I've been offered to do something productive this summer. Of course, my first impulse was to say yes, but I had to say that I'm still uncertain because I want to return to one of my regular outlets. Oh well, we'll see how things turn out.

An early outlet.

Wow, I haven't blogged in over a week. It's too early in the year to be a blogging delinquent, hahaha.

I've been busy working on a performance piece with Jenny, Betty and Opa since the year began. We've been getting together at Jenny's house often to discuss the piece, and do what we can about it during that day. I actually liked how our piece progressed, and it's been great learning some new stuff from Jenny. The tricky part about all this, though, is that we don't have an extra pair of eyes observing us every time we rehearse.

Thank goodness we got Rayna to observe us one time. She gave us a lot of feedback, and questions that we realized that we had forgotten to answer. Ria also checked us out during our last rehearsal, and it's good that we got feedback from different points of view.

We once went to Aba Dalena's house so she can draw specific henna tattoo drawings on our arms. At first, we went to the wrong house, so we took a cab to the other house she was staying at, bringing a cake and super sweet snowballs that we got for her. She got to ask each of us if we wanted to have a specific type of look on each of the designs, plus she had to test the Indian henna that she got for this project. I have to say, I love her house. It's cool and cozy, and it's the type of house I wouldn't mind being cooped up in.

This past week or so has been pretty good. It's been quite another experience with Betty, Opa, and of course Jenny, whom I haven't hung out with this much even during our BA days. Round table discussions, sharing and baring it all (not just figuratively, but literally as well), punctuated with random quips.

"Para hindi mo ito maintindihan" is a refreshing outlet for me, and the entire process is pretty cathartic in its own way. I can't wait for this to be shown in public.

Saturday, January 2, 2010

"A time for everything."

It's the little things that bother me. Sure, it may just be somewhat trivial information, but it's still public information that you give out about yourself. I could've at least been given fair warning, as I'm involved. Just brooding. OK sana kung nameless eh, pero ibang iba ang nilagay mo. It may be "wala lang" for you, but I can't help it kung apektado ako, as it means something to me. Petty, I know. But it still bothers me.

OK, end of rant.

Anyway.

When we arrived at Kuya Richie's house in Cavite yesterday, we saw that the last installment of Indiana Jones was playing on HBO (I got to catch the marathon the night before). We brought up more old movies, and Ate Shang mentioned that she got to catch Footloose. I got to watch it again earlier.

During the scene where Ren faced the city council, he quoted from the famous Ecclesiastes 3:1-8, that there's a time to every purpose under heaven.

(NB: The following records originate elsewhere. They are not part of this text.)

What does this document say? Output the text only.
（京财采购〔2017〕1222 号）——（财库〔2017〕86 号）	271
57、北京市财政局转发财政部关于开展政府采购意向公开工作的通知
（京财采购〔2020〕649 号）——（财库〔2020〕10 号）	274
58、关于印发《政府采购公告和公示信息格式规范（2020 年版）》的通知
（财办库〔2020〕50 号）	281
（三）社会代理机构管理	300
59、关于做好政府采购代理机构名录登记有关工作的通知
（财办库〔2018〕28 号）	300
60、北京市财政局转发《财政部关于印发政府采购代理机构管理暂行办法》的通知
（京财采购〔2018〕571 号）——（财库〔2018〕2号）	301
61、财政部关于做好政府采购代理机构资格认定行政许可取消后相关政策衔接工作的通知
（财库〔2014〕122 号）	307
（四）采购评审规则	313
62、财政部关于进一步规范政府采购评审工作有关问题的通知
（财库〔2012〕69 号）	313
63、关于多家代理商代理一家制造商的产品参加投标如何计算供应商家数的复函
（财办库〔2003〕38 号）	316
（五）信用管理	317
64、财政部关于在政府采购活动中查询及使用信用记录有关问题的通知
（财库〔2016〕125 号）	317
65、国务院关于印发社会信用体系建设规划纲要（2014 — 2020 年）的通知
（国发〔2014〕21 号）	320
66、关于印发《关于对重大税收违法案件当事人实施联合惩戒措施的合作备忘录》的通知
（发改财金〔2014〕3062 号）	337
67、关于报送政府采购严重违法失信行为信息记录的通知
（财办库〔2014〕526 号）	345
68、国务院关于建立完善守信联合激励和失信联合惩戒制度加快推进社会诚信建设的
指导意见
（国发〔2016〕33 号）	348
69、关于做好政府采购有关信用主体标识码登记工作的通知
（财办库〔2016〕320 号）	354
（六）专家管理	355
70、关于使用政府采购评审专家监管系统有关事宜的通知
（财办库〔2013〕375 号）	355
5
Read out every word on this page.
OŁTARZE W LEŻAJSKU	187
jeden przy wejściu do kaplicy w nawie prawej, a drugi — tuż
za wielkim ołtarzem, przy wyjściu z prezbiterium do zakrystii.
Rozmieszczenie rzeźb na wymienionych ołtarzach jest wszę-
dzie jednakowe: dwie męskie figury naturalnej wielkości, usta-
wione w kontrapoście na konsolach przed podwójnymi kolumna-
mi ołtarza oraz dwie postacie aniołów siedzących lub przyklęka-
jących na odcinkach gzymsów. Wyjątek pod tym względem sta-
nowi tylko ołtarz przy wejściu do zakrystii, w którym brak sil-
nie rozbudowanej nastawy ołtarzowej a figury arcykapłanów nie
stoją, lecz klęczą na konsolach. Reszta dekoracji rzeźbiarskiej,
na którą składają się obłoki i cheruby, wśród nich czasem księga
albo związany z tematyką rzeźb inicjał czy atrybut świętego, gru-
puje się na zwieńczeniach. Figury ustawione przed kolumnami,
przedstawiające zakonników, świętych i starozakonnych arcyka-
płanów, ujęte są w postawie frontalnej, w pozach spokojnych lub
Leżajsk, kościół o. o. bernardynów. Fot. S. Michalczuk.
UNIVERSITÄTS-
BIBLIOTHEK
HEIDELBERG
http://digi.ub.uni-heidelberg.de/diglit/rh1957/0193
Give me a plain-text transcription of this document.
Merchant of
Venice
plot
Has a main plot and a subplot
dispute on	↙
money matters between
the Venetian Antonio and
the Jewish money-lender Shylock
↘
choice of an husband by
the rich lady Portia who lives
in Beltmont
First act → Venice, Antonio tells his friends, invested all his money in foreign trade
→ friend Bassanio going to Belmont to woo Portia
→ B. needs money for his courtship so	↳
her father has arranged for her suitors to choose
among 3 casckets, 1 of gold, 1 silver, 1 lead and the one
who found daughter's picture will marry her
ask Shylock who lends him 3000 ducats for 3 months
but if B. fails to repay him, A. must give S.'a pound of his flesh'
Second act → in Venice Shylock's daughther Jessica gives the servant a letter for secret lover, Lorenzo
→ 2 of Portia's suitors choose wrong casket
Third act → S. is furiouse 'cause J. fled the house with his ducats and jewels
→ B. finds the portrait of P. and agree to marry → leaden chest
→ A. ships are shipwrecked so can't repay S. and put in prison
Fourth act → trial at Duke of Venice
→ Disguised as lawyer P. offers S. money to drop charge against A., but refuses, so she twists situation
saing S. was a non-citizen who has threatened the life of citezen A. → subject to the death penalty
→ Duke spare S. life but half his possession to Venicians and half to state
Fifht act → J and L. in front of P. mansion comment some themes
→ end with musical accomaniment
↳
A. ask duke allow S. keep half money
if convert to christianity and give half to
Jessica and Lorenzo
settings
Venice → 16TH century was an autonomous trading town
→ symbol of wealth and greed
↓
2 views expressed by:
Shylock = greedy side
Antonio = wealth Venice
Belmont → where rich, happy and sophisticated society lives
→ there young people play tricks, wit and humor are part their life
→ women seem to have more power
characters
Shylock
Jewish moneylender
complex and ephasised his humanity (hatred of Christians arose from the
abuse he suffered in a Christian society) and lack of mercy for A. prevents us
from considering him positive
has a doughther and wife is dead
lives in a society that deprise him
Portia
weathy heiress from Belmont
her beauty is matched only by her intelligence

As I never make resolutions, nor enjoy evaluating the year that had passed because half of my decisions are results of my own stubbornness, I guess it was sort of telling me of what to do for 2010.

To every thing there is a season, and a time to every purpose under the heaven;
A time to be born, and a time to die; a time to plant, and a time to pluck up that which is planted;
A time to kill, and a time to heal; a time to break down, and a time to build up;
A time to weep, and a time to laugh; a time to mourn, and a time to dance;
A time to cast away stones, and a time to gather stones together; a time to embrace, and a time to refrain from embracing;
A time to get, and a time to lose; a time to keep, and a time to cast away;
A time to rend, and a time to sew; a time to keep silence, and a time to speak;
A time to love, and a time to hate; a time of war, and a time of peace.

I remember the first time this passage stuck in my mind until I memorized it in the span of an hour. In rendering class, Icko had told us to illustrate all these verses using a medium of our choice. I first thought that I could never ever make his deadlines because I really suck at drawing. But the passage encouraged me to just keep drawing. Hmmm... I wonder where I had put that particular plate. I'd love to put it up on my wall.